PPRuNe Forums - Problems at Swanwick

Page 2 of 2

Show 40 post(s) from this thread on one page

PPRuNe Forums (https://www.pprune.org/)

- ATC Issues (https://www.pprune.org/atc-issues-18/)

- - Problems at Swanwick (https://www.pprune.org/atc-issues/53571-problems-swanwick.html)

crowman

17th May 2002 23:24

Bexil 160, your suppositions are totally correct! Also it is almost certain that the CFMU TACT computer went down due to the rapidity and complexity of the flow restrictions placed by LACC due to their inability to split sectors

I SAY NO MORE AS MY COVER IS EXPOSED FOR MANY TO SEE!! :p :p :p

Scott Voigt

18th May 2002 01:49

BEX;

Sorry to hear of another BAD day at NERC... You are making me just want to go to work and hug DSR and our old HOST <G>. Next time you come to visit, I should be able to get you in the building...

Take care

Scott Voigt

18th May 2002 01:56

Take3call5;

I think that I would have to take exception to your comment about it not being the suits fault...

If the requirements statement was correctly written and then the contractor was kept to a correctly written contract, then you wouldn't have these issues.

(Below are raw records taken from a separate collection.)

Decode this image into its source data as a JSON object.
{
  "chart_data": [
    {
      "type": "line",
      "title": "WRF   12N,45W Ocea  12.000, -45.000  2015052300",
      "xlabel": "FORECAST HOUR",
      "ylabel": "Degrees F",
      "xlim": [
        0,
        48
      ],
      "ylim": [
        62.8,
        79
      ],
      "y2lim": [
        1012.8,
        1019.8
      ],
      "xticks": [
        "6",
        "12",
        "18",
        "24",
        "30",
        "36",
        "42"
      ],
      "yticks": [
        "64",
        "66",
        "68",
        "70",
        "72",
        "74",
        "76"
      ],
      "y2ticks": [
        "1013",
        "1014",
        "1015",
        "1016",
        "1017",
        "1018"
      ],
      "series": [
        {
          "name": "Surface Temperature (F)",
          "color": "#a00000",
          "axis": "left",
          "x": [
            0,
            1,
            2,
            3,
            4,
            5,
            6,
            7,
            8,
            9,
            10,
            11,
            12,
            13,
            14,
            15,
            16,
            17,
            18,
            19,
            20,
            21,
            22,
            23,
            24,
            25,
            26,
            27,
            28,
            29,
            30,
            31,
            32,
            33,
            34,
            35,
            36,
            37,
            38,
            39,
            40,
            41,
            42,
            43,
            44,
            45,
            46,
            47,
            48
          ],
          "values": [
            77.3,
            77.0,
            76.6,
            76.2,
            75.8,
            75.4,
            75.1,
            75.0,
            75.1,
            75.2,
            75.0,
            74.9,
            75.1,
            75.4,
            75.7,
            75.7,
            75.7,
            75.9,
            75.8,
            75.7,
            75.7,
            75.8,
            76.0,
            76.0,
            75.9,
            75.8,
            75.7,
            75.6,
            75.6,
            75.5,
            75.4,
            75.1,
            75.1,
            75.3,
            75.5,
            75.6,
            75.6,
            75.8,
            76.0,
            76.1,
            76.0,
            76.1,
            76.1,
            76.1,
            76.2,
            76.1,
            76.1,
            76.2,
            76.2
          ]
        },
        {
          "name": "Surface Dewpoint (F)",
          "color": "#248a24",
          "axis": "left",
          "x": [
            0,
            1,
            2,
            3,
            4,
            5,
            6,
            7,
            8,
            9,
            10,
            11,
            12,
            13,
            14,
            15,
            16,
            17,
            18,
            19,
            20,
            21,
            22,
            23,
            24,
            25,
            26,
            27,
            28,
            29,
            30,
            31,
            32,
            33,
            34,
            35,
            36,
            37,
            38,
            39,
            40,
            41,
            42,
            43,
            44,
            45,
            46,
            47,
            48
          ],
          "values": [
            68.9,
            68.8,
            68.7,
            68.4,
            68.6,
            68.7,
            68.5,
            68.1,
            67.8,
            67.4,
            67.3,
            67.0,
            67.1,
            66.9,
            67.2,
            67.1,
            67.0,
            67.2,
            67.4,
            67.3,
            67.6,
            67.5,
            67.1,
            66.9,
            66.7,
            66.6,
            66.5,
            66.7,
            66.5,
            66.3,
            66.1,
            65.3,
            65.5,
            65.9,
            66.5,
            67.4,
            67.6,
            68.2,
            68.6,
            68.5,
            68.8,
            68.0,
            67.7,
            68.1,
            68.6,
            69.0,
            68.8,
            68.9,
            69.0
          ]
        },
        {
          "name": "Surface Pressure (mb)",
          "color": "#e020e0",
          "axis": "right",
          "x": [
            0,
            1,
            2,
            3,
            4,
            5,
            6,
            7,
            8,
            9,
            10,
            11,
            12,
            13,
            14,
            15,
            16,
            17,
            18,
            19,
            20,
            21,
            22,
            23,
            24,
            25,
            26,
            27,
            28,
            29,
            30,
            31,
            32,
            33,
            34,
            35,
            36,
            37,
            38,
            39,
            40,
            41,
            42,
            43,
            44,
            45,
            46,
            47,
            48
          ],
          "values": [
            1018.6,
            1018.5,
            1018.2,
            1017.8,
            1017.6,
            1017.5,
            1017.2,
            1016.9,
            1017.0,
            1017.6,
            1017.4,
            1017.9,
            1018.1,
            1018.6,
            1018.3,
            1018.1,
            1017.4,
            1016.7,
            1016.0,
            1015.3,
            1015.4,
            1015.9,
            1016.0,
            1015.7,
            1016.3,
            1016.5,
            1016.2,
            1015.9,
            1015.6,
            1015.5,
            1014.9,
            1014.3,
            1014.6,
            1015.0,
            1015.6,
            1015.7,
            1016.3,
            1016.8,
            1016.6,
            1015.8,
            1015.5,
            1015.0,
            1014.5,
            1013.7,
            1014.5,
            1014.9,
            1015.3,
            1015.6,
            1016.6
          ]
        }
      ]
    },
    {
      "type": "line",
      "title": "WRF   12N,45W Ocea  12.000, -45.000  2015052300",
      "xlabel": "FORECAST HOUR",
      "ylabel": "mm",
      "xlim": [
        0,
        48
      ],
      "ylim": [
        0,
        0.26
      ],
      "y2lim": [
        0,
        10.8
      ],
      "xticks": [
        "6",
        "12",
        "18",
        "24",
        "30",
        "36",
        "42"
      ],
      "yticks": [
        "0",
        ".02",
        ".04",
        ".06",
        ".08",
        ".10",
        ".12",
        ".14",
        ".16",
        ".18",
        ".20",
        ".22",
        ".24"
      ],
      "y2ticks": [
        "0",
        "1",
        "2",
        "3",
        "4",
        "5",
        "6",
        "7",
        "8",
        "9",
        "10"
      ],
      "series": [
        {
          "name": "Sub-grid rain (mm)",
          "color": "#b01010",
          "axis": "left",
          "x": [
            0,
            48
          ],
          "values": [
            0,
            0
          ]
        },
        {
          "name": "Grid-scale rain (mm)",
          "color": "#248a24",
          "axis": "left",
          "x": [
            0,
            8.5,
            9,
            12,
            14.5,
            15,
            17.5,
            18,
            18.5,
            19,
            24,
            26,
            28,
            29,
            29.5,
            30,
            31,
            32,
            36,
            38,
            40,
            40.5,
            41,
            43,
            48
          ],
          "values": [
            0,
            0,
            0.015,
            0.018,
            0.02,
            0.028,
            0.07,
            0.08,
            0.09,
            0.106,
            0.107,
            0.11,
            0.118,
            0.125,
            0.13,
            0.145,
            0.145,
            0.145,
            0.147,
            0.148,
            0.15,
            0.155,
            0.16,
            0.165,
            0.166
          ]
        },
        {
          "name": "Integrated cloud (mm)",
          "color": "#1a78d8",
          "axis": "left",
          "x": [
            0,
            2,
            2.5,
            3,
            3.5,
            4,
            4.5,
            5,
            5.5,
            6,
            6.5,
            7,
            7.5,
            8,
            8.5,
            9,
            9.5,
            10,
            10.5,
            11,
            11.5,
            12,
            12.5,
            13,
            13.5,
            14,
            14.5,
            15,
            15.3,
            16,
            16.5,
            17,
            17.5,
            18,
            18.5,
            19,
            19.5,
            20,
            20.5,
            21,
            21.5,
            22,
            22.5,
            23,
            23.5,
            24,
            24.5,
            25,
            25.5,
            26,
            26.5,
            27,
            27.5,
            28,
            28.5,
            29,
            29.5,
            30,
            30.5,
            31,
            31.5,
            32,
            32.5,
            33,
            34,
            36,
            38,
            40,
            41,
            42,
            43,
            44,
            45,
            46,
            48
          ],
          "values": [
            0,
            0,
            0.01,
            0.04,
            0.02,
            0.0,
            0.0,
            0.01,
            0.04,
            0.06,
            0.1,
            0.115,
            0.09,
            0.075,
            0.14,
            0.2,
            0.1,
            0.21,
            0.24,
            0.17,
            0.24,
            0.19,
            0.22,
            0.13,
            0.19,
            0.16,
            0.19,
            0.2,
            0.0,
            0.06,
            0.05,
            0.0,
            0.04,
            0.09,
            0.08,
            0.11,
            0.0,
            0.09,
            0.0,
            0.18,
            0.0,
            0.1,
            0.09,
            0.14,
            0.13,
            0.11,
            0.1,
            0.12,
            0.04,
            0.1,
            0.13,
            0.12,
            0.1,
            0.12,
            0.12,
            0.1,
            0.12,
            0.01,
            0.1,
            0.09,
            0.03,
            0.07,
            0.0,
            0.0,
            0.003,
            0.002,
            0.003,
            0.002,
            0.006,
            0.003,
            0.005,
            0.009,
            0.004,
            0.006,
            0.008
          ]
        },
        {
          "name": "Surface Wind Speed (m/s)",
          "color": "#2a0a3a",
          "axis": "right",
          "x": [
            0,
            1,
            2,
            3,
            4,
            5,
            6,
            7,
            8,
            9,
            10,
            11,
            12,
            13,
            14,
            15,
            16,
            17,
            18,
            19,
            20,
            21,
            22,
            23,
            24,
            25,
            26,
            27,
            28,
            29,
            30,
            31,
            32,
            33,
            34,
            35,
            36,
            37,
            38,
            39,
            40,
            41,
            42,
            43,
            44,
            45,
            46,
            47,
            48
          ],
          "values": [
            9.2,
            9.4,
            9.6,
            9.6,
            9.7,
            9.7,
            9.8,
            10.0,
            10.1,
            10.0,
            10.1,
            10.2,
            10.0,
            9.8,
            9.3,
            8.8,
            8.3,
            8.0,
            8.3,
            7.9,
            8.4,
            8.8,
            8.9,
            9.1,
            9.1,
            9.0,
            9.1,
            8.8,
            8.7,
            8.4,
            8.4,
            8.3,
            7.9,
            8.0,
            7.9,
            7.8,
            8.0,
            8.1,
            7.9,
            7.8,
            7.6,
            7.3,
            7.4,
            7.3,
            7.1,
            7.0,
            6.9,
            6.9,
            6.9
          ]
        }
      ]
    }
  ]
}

We had some serious problems with our itteration of the "new" and "improved" NAS. or ISSS as it was known. We finally were able to convince the suits that this was NOT going to work in a manner that was better or even as good as the old system. It was scrapped and then we took what elements did work and to save money put it together into something that would at least work and replace an old and failing system. Now we are working at slowly replacing all the other items that need to be updated. We know that the NAS software is VERY COMPLEX and must work all the time in real time. We are not in a hurry for the sake of safety and the customers....

regards

Brookmans Park

18th May 2002 02:59

problems at swanwick

having just read the posts re the Europeaen cup in Scotland
could there be any connection with the the extra traffic which this generated and the subsequent problems at SwAnNwIkK ??:o :confused: :mad:

BDiONU

18th May 2002 07:17

Dan Ryan:
No. Traffic levels was not the issue. Won't find out 'till I go into work on Monday what really happened but it appears from comments in this thread that there was a problem with one workstation. This caused the watch management to delay 'splitting out' the Ops room to accomodate daytime traffic levels until they could be sure that the problem wasn't going to be replicated on other workstations. At least thats my surmise.

Scott:
I fully agree with your comment about requirements statements etc. However, you underestimate the complexity of the system at LACC. It is not very unusual for a 'fix' on one part of the system to introduce regression or an unwanted 'feature' on another part. It can be impossible to know this until a 'problem' is found and the engineers can examine the data (personally I would have it re-written using an object oriented language so that regression cannot be introduced in other areas).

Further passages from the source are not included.